The Hindu recently visited some ATMs across the city to check the security measures that have been put in place and spoke to the guards on duty. When we asked a guard whether he had been imparted training before being deployed, he replied that he had been taught basic defence techniques. This was the case with most of the guards. Some had been given sticks. A few said they would call the police rather than put up a fight.
One of them said, “I have not been trained but I am expected to fend off attacks. All I can do is help customers who don’t know how to use the ATM.”
Some were confident of defending themselves. A guard in an ATM on Bannerghatta Road said, “In case of an attack, I will use the stick to hit the attacker or attackers and will chase him or them away the help of stray dogs nearby.”
While there is a rule that security guards must work in eight-hour shifts, most work for 12 hours.
In-between, some wandered off to nearby shops or tea stalls to talk to the shop-keepers, leaving the ATMs unguarded.
A security guard, on the condition of anonymity, said, “I work for eight hours a day.

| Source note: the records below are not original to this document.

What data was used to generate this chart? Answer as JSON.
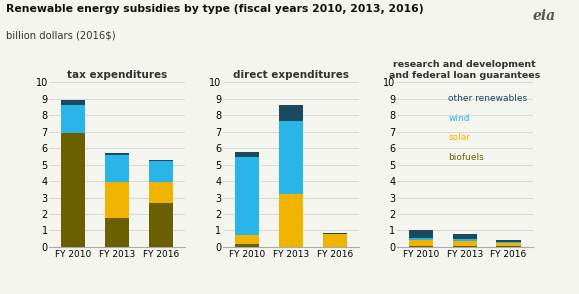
{
  "title": "Renewable energy subsidies by type (fiscal years 2010, 2013, 2016)",
  "subtitle": "billion dollars (2016$)",
  "years": [
    "FY 2010",
    "FY 2013",
    "FY 2016"
  ],
  "panel_titles": [
    "tax expenditures",
    "direct expenditures",
    "research and development\nand federal loan guarantees"
  ],
  "colors": {
    "biofuels": "#6b6000",
    "solar": "#f0b400",
    "wind": "#29b5e8",
    "other": "#1a4a5e"
  },
  "legend_labels": [
    "other renewables",
    "wind",
    "solar",
    "biofuels"
  ],
  "legend_text_colors": [
    "#1a4a5e",
    "#29b5e8",
    "#f0b400",
    "#6b6000"
  ],
  "tax_expenditures": {
    "biofuels": [
      6.9,
      1.75,
      2.65
    ],
    "solar": [
      0.0,
      2.2,
      1.3
    ],
    "wind": [
      1.75,
      1.65,
      1.25
    ],
    "other": [
      0.3,
      0.1,
      0.1
    ]
  },
  "direct_expenditures": {
    "biofuels": [
      0.2,
      0.0,
      0.0
    ],
    "solar": [
      0.55,
      3.2,
      0.8
    ],
    "wind": [
      4.7,
      4.45,
      0.0
    ],
    "other": [
      0.3,
      1.0,
      0.07
    ]
  },
  "rd_guarantees": {
    "biofuels": [
      0.05,
      0.05,
      0.03
    ],
    "solar": [
      0.38,
      0.32,
      0.2
    ],
    "wind": [
      0.12,
      0.1,
      0.06
    ],
    "other": [
      0.5,
      0.32,
      0.12
    ]
  },
  "ylim": [
    0,
    10
  ],
  "yticks": [
    0,
    1,
    2,
    3,
    4,
    5,
    6,
    7,
    8,
    9,
    10
  ],
  "background_color": "#f5f5f0",
  "bar_width": 0.55
}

I was not given a weapon. I don’t have a chair to sit on. I had to borrow one from the neighbouring shop.”
Ganesh S.H, a guard posted at an ATM kiosk on Bannerghatta Road, said, “I have only five minutes to use the washroom. I either use public toilets or relieve myself in an isolated place. I am paid Rs. 6,500 rupees a month. The only instruction I have been given is to observe customers, and monitor what they do.”